American intelligence can’t catch a break, said The Economist. “Just as America’s spy catchers were basking in glory” after busting a Russian sleeper ring, along comes an Iranian scientist who at minimum was a valuable intelligence source who got away and at worst was a double agent who duped his CIA handlers. Shahram Amiri, an Iranian nuclear scientist, disappeared in May 2009 during a pilgrimage to the holy city of Medina, Saudi Arabia. Last week, he turned up at the Pakistani Embassy in Washington, D.C., which represents Iranian interests in the U.S., saying he’d been kidnapped and tortured by the CIA and wanted to return to Iran. Washington claims that Amiri was a “willing defector” who gave the CIA important information about Iran’s nuclear programs and then “returned home at his own wish.” But it all looks rather odd. Last month, a year after Amiri had disappeared, Iranian television broadcast a video purportedly made by Amiri at an Internet cafe in Tucson in which he claimed to have been abducted by U.S. and Saudi agents. In a much slicker video released on YouTube shortly afterward, he said he was in the U.S. of his own free will, studying for a doctoral degree. Then, in a third video, he said he’d been forced to make the second one.

Amiri was almost certainly a double agent working for Iran all along, said Gareth Porter in the Asia Times.
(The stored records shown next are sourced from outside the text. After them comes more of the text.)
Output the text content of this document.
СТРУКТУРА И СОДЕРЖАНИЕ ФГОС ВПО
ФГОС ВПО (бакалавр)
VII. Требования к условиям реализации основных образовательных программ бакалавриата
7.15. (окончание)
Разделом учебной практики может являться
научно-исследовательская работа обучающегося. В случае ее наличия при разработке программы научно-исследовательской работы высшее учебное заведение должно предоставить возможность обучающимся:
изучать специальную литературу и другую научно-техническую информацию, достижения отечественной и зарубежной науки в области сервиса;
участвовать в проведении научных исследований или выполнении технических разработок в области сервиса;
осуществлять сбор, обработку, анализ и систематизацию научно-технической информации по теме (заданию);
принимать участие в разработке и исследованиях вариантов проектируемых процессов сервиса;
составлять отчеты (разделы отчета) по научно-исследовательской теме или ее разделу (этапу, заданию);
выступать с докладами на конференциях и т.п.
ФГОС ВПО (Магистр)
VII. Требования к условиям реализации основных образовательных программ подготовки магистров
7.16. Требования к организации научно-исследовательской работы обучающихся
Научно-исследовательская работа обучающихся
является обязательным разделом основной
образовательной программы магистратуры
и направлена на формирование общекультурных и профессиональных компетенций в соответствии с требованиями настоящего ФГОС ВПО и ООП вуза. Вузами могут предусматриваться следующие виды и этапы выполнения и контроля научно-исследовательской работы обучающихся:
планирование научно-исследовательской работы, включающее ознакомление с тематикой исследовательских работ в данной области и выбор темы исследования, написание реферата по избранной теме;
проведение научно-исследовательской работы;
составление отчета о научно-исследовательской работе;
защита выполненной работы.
U.S. officials are now claiming that the scientist was a longtime agent for the U.S. who’d funneled secrets to them for years. But had that been true, the CIA would have arranged for his wife and young son to accompany him to America. In fact, the lengths to which the U.S. is going to portray Amiri as a long-standing U.S. spy simply cast doubt on the story’s legitimacy. Numerous American newspapers and TV newscasts have been quoting unnamed U.S. officials as insisting that Amiri was a valuable source for everything from the discovery of a new Iranian nuclear site at Qom to the pinpointing of an Iranian university as the center of nuclear research. “In the arcane world of spying, those claims wouldn’t have been leaked to the media unless the CIA believed Amiri was working for the other side.”